Turkey’s new central bank chief will hold a call with bank CEOs on Sunday afternoon, a day after he was appointed in a shock leadership overhaul that left investors predicting quick rate cuts and a lira selloff, two sources told Reuters.
In his first comments as governor, Sahap Kavcioglu said on Sunday the bank would continue to set policy to permanently lower inflation, which has been stuck in double digits for most of the last four years.
President Tayyip Erdogan abruptly sacked former central bank chief Naci Agbal in the early hours of Saturday, two days after a sharp interest rate hike, and named Kavcioglu, who like the president is an outspoken critic of tight monetary policy.
It was the third time since mid-2019 that Erdogan had ousted the head of the central bank, again threatening credibility that Agbal had begun to restore with a more orthodox approach since he took the reins in early November, analysts said.
“It is going to be a dark and long day on Monday,” said one local fund manager.
Cristian Maggio, EM strategy head at TD Securities, said the lira was likely to shed up to 5% initially, and possibly 10-15% in coming days.
“This announcement demonstrates the erratic nature of policy decisions in Turkey, especially with regard to monetary matters,” he said. Kavcioglu represents a risk of “looser, unorthodox, and eventually mostly pro-growth policies from now on”.
The online call with the heads of Turkey’s big private and public lenders will aim to address the current market and policy situation, said the two sources with direct knowledge of it.
The central bank did not immediately comment on the call. Kavcioglu, a former banker and lawmaker in Erdogan’s ruling AK Party (AKP), visited the central bank’s headquarters in Ankara earlier on Sunday.
The call could shed light on how policy might shift given Kavcioglu’s public calls for looser policy.
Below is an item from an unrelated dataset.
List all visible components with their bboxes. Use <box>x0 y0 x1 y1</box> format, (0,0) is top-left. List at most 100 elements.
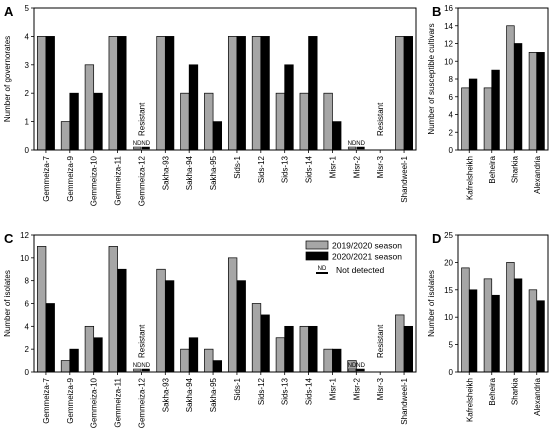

In a newspaper column last month, he said — contrary to monetary orthodoxy — that high rates “indirectly cause inflation to rise”.
WEEKEND OF QUESTIONS
In his less than five months in the job, Agbal had hiked the key rate to 19% from 10.25%, including a 200 basis point rise on Thursday to head off inflation near 16% and a recent lira slide.
His hawkish stance lifted the lira from record lows beyond 8.5 per dollar in November, dramatically cut Turkey’s CDS risk measures and started to reverse a years-long trend of funds abandoning local assets.
The lira had gained more than 3% since Thursday’s hike.
But after Erdogan ousted Agbal in the early hours of Saturday, investors told Reuters they had worked through the weekend to predict how quickly and sharply Kavcioglu might slash rates — and how much the currency would retreat from its Friday close of 7.2185 versus the dollar.
The heads of some local treasury desks estimated that offers could range from 7.75 to nearly 8.00 on Monday. At Istanbul’s Grand Bazaar on Saturday, one trader said a dollar bought 7.80-7.90 of the local currency.
Turkish stocks and bonds were also expected to drop in early-week volatility.
Kavcioglu said in Sunday’s statement that policy meetings will remain on a monthly schedule, suggesting any rate cuts may wait until the next planned meeting on April 15.